C.V. : Ce sont des vins tanniques, avec un grand potentiel de vieillissement, voire austères dans leur jeunesse. Il y avait des extractions très approfondies, un long vieillissement en fûts et quand ils étaient mis en bouteille, ils avaient besoin de beaucoup de temps. C’était sa justification dans la crise du phylloxéra qui avait été un choc pour les propriétaires de l’époque. La pénurie de vin était impensable, alors ils voulaient avoir des vins dans leur cave qui seraient prêts à être mis sur le marché si cela se reproduisait. L’idée était donc de faire des vins qui pouvaient défier le temps et qui allaient s’améliorer sur de nombreuses années, mais il n’y a jamais eu de seconde crise.
Progressivement, les habitudes de consommation ont changé ainsi que les goûts des consommateurs. Les gens avec une cave interne qui pouvait mettre les vins au repos pendant 10/15/20 ans, il y en avait aussi de moins en moins. La Maison s’est donc progressivement retrouvée avec ses caves pleines
mais sa caisse est vide, ce qui a aussi conduit à la vente de la structure… Depuis, nous nous sommes tournés vers des vins plus classiques bourguignons. Aujourd’hui, tout est vinifié ici aussi. Nous produisons une trentaine d’étiquettes avec 75% de vins rouges et 25% de vins blancs. C’est certainement une large gamme mais à l’intérieur il y a parfois des micro-cuvées avec un ou trois fûts.
Avez-vous des plans précis pour les successions?

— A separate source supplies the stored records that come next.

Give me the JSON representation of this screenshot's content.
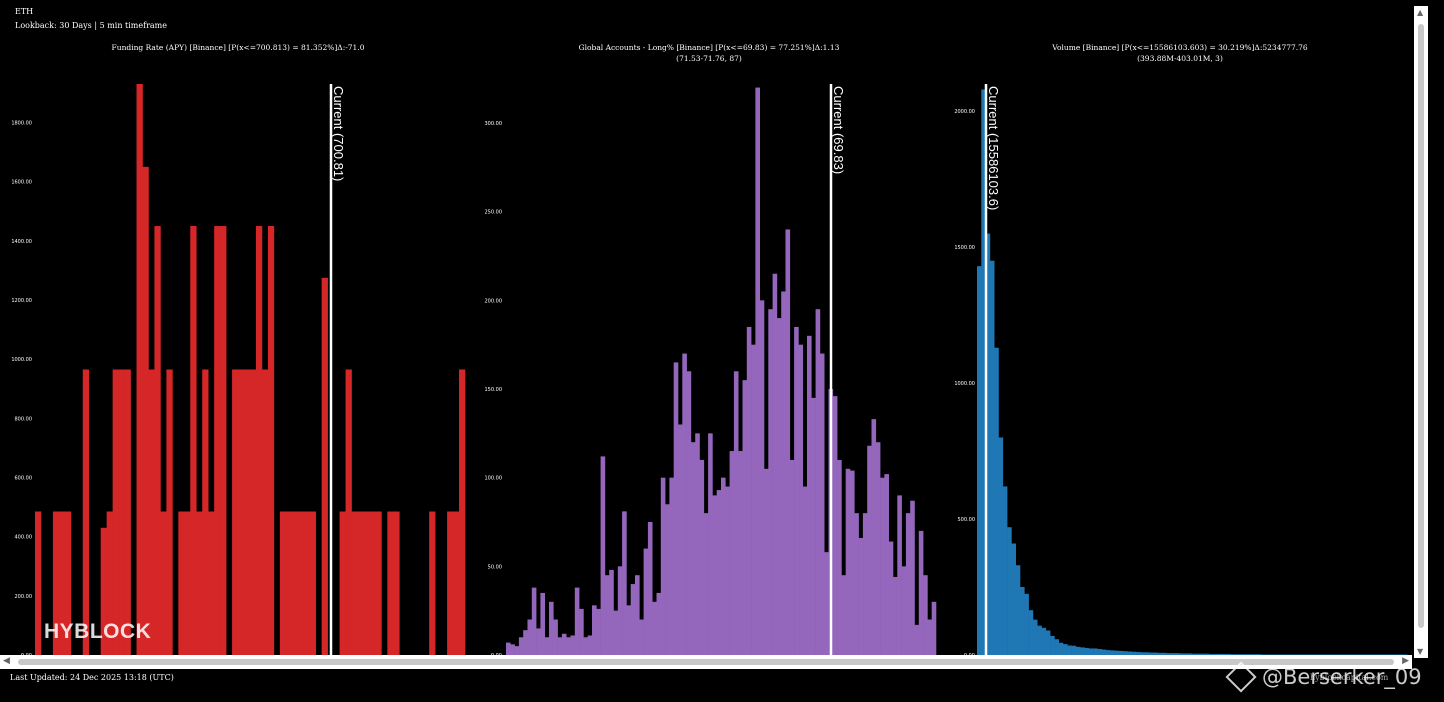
{
  "header": {
    "asset": "ETH",
    "lookback": "Lookback: 30 Days | 5 min timeframe"
  },
  "chart_data": [
    {
      "type": "bar",
      "title": "Funding Rate (APY) [Binance] [P(x<=700.813) = 81.352%]Δ:-71.0",
      "subtitle": "",
      "color": "#d62728",
      "ylim": [
        0,
        1930
      ],
      "yticks": [
        0,
        200,
        400,
        600,
        800,
        1000,
        1200,
        1400,
        1600,
        1800
      ],
      "ytick_labels": [
        "0.00",
        "200.00",
        "400.00",
        "600.00",
        "800.00",
        "1000.00",
        "1200.00",
        "1400.00",
        "1600.00",
        "1800.00"
      ],
      "current_value": 700.81,
      "current_label": "Current (700.81)",
      "values": [
        485,
        0,
        0,
        485,
        485,
        485,
        0,
        0,
        965,
        0,
        0,
        430,
        485,
        965,
        965,
        965,
        0,
        1930,
        1650,
        965,
        1450,
        485,
        965,
        0,
        485,
        485,
        1450,
        485,
        965,
        485,
        1450,
        1450,
        0,
        965,
        965,
        965,
        965,
        1450,
        965,
        1450,
        0,
        485,
        485,
        485,
        485,
        485,
        485,
        0,
        1275,
        0,
        0,
        485,
        965,
        485,
        485,
        485,
        485,
        485,
        0,
        485,
        485,
        0,
        0,
        0,
        0,
        0,
        485,
        0,
        0,
        485,
        485,
        965
      ]
    },
    {
      "type": "bar",
      "title": "Global Accounts - Long% [Binance] [P(x<=69.83) = 77.251%]Δ:1.13",
      "subtitle": "(71.53-71.76, 87)",
      "color": "#9467bd",
      "ylim": [
        0,
        322
      ],
      "yticks": [
        0,
        50,
        100,
        150,
        200,
        250,
        300
      ],
      "ytick_labels": [
        "0.00",
        "50.00",
        "100.00",
        "150.00",
        "200.00",
        "250.00",
        "300.00"
      ],
      "current_value": 69.83,
      "current_label": "Current (69.83)",
      "values": [
        7,
        6,
        5,
        10,
        14,
        20,
        38,
        15,
        35,
        10,
        30,
        20,
        10,
        12,
        10,
        11,
        38,
        26,
        10,
        11,
        28,
        26,
        112,
        45,
        48,
        25,
        50,
        81,
        28,
        40,
        45,
        20,
        60,
        75,
        30,
        35,
        100,
        85,
        100,
        165,
        130,
        170,
        160,
        120,
        125,
        110,
        80,
        125,
        90,
        93,
        100,
        95,
        115,
        160,
        115,
        155,
        185,
        175,
        320,
        200,
        105,
        195,
        215,
        190,
        205,
        240,
        110,
        185,
        175,
        95,
        180,
        145,
        195,
        170,
        58,
        150,
        146,
        110,
        45,
        105,
        104,
        80,
        66,
        80,
        118,
        133,
        120,
        100,
        102,
        64,
        44,
        90,
        50,
        80,
        87,
        17,
        70,
        45,
        20,
        30
      ]
    },
    {
      "type": "bar",
      "title": "Volume [Binance] [P(x<=15586103.603) = 30.219%]Δ:5234777.76",
      "subtitle": "(393.88M-403.01M, 3)",
      "color": "#1f77b4",
      "ylim": [
        0,
        2100
      ],
      "yticks": [
        0,
        500,
        1000,
        1500,
        2000
      ],
      "ytick_labels": [
        "0.00",
        "500.00",
        "1000.00",
        "1500.00",
        "2000.00"
      ],
      "current_value": 15586103.6,
      "current_label": "Current (15586103.6)",
      "values": [
        1430,
        2080,
        1550,
        1450,
        1130,
        800,
        620,
        470,
        410,
        330,
        250,
        225,
        165,
        130,
        108,
        100,
        90,
        70,
        58,
        45,
        40,
        35,
        34,
        30,
        28,
        26,
        24,
        24,
        22,
        20,
        18,
        17,
        16,
        15,
        14,
        13,
        12,
        11,
        10,
        10,
        9,
        9,
        8,
        8,
        7,
        7,
        7,
        6,
        6,
        6,
        5,
        5,
        5,
        5,
        4,
        4,
        4,
        4,
        4,
        3,
        3,
        3,
        3,
        3,
        3,
        3,
        2,
        2,
        2,
        2,
        2,
        2,
        2,
        2,
        2,
        2,
        2,
        2,
        2,
        2,
        2,
        2,
        2,
        2,
        2,
        2,
        2,
        2,
        2,
        2,
        2,
        2,
        2,
        2,
        2,
        2,
        2,
        2,
        2,
        2
      ]
    }
  ],
  "watermark_brand": "HYBLOCK",
  "footer": {
    "updated": "Last Updated: 24 Dec 2025 13:18 (UTC)",
    "powered": "hyblockcapital.com",
    "watermark_handle": "@Berserker_09"
  }
}
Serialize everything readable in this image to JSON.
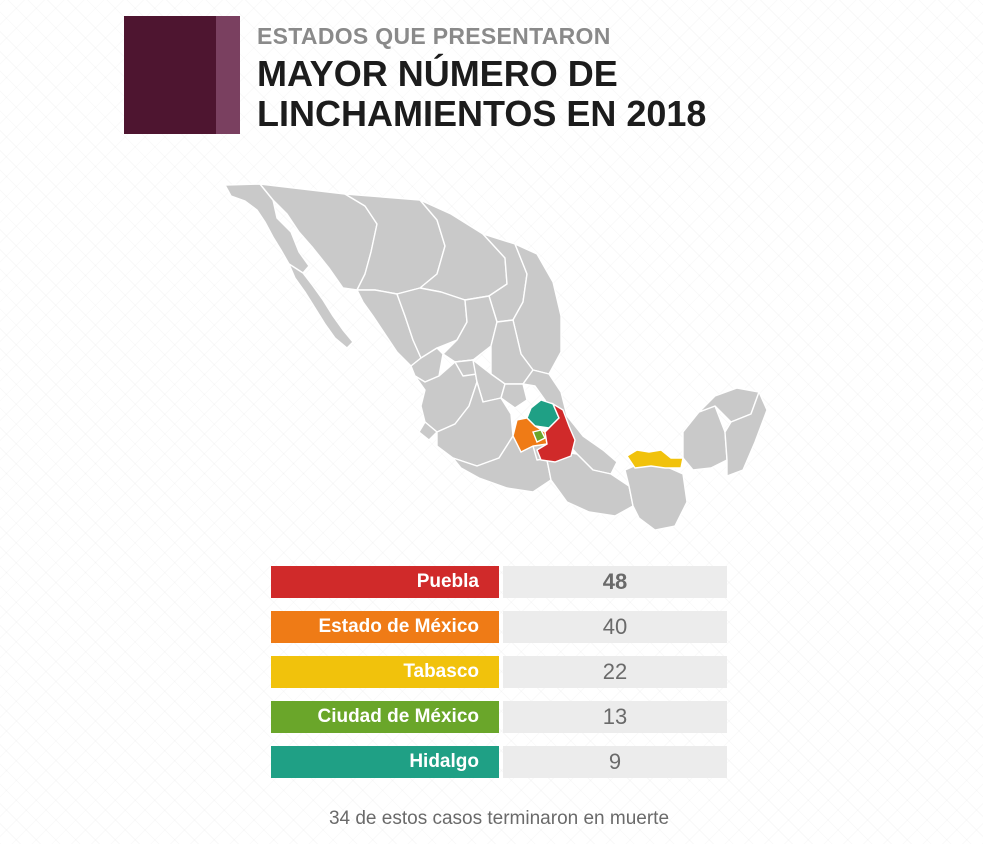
{
  "header": {
    "subtitle": "ESTADOS QUE PRESENTARON",
    "title": "MAYOR NÚMERO DE LINCHAMIENTOS EN 2018",
    "accent_dark": "#4e1530",
    "accent_light": "#7a4060"
  },
  "map": {
    "base_color": "#c9c9c9",
    "highlighted_states": [
      {
        "name": "Puebla",
        "color": "#d02a2a"
      },
      {
        "name": "Estado de México",
        "color": "#ef7b16"
      },
      {
        "name": "Tabasco",
        "color": "#f1c20c"
      },
      {
        "name": "Ciudad de México",
        "color": "#6aa62a"
      },
      {
        "name": "Hidalgo",
        "color": "#1fa085"
      }
    ]
  },
  "ranking": [
    {
      "state": "Puebla",
      "count": "48",
      "color": "#d02a2a"
    },
    {
      "state": "Estado de México",
      "count": "40",
      "color": "#ef7b16"
    },
    {
      "state": "Tabasco",
      "count": "22",
      "color": "#f1c20c"
    },
    {
      "state": "Ciudad de México",
      "count": "13",
      "color": "#6aa62a"
    },
    {
      "state": "Hidalgo",
      "count": "9",
      "color": "#1fa085"
    }
  ],
  "footnote": "34 de estos casos terminaron en muerte"
}
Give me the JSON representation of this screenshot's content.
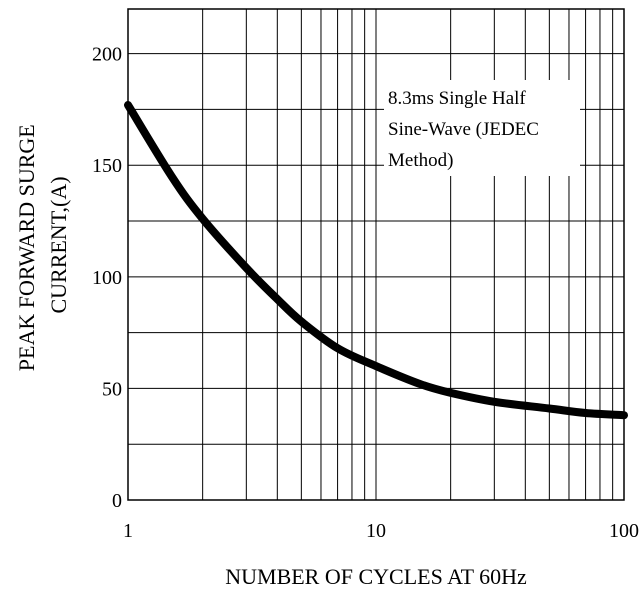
{
  "chart_data": {
    "type": "line",
    "title": "",
    "xlabel": "NUMBER OF CYCLES AT 60Hz",
    "ylabel": "PEAK FORWARD SURGE CURRENT,(A)",
    "ylabel_lines": [
      "PEAK FORWARD SURGE",
      "CURRENT,(A)"
    ],
    "x_scale": "log",
    "xlim": [
      1,
      100
    ],
    "ylim": [
      0,
      220
    ],
    "x_ticks": [
      1,
      10,
      100
    ],
    "y_ticks": [
      0,
      50,
      100,
      150,
      200
    ],
    "grid": true,
    "annotation_lines": [
      "8.3ms Single Half",
      "Sine-Wave (JEDEC",
      "Method)"
    ],
    "series": [
      {
        "color": "#000000",
        "x": [
          1,
          1.5,
          2,
          3,
          4,
          5,
          7,
          10,
          15,
          20,
          30,
          50,
          70,
          100
        ],
        "y": [
          177,
          145,
          126,
          104,
          90,
          80,
          68,
          60,
          52,
          48,
          44,
          41,
          39,
          38
        ]
      }
    ]
  }
}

C.V. : C’est difficile de se projeter aujourd’hui. Il faudrait avoir une bonne récolte en 2022 pour y penser. On va croiser les doigts! Il y a des projets, mais pas à court terme. À long terme, on aimerait en faire un peu plus. On est actuellement à 120/130 000 bouteilles par année. L’idée d’aller au-delà nous tente, tout comme l’extension de la gamme vers des vins avec un bon rapport qualité/prix comme la Côte Chalonnaise, le Beaujolais : c’est une idée.
Merci à la Maison Camille Giroud pour l’accueil. – J.C.C.